Sample usage across experiments
ddPCR expression knockdown analysis was performed using the same samples when probing for each isoform of Ptchd1-as. Total RNA-seq contained a few samples that were also used in ddPCR and all KO and WT littermates were used in plots of normalized exon counts from total RNA-seq experiments. Brain and cortex sashimi plot samples were obtained from C57BL/6J mice used in spatiotemporal analysis of native Ptchd1-as expression.

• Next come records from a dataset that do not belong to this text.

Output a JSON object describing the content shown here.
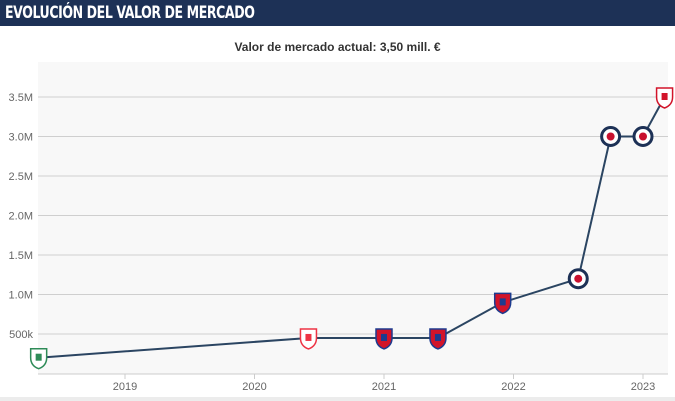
{
  "header": {
    "title": "EVOLUCIÓN DEL VALOR DE MERCADO"
  },
  "chart_data": {
    "type": "line",
    "title": "Valor de mercado actual: 3,50 mill. €",
    "xlabel": "",
    "ylabel": "",
    "x_ticks": [
      "2019",
      "2020",
      "2021",
      "2022",
      "2023"
    ],
    "y_ticks": [
      {
        "v": 500000,
        "label": "500k"
      },
      {
        "v": 1000000,
        "label": "1.0M"
      },
      {
        "v": 1500000,
        "label": "1.5M"
      },
      {
        "v": 2000000,
        "label": "2.0M"
      },
      {
        "v": 2500000,
        "label": "2.5M"
      },
      {
        "v": 3000000,
        "label": "3.0M"
      },
      {
        "v": 3500000,
        "label": "3.5M"
      }
    ],
    "ylim": [
      0,
      3600000
    ],
    "grid": true,
    "line_color": "#2b4562",
    "points": [
      {
        "date": "2018-05",
        "value": 200000,
        "club_badge": "green-white"
      },
      {
        "date": "2020-06",
        "value": 450000,
        "club_badge": "red-white"
      },
      {
        "date": "2021-01",
        "value": 450000,
        "club_badge": "red-blue"
      },
      {
        "date": "2021-06",
        "value": 450000,
        "club_badge": "red-blue"
      },
      {
        "date": "2021-12",
        "value": 900000,
        "club_badge": "red-blue"
      },
      {
        "date": "2022-07",
        "value": 1200000,
        "club_badge": "blue-circle"
      },
      {
        "date": "2022-10",
        "value": 3000000,
        "club_badge": "blue-circle"
      },
      {
        "date": "2023-01",
        "value": 3000000,
        "club_badge": "blue-circle"
      },
      {
        "date": "2023-03",
        "value": 3500000,
        "club_badge": "red-stripes"
      }
    ]
  }
}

Spatiotemporal analysis across brain regions was performed using samples from the same mouse: brain (one hemisphere was used whole) and the other hemisphere was subsectioned for the hippocampus, cortex and cerebellum at P7, P35 and P70. Embryonic day 18 samples were processed from both hemispheres and tissues were collected from different animals. Behaviour experiments used the same mice across 2–3 experiments. All samples for striatal and cortical proteomics were also used for validation in western blotting experiments. Electrophysiology studies were performed using independent samples.
Statistical analysis
Unless otherwise stated, statistical analyses were carried out in R (v.3.6.1) or using statistical packages Prism built-in analysis (v.10 or earlier; GraphPad). The number (n) of biologically independent samples is described in the figure legends and Methods above, and the individual datapoints are shown in the bar plots. Tests used to assess statistical significance between genotypes are described in the respective figure legends and additional behavioural statistics are provided in Supplementary Table 4.
Reporting summary
Further information on research design is available in the Nature Portfolio Reporting Summary linked to this article.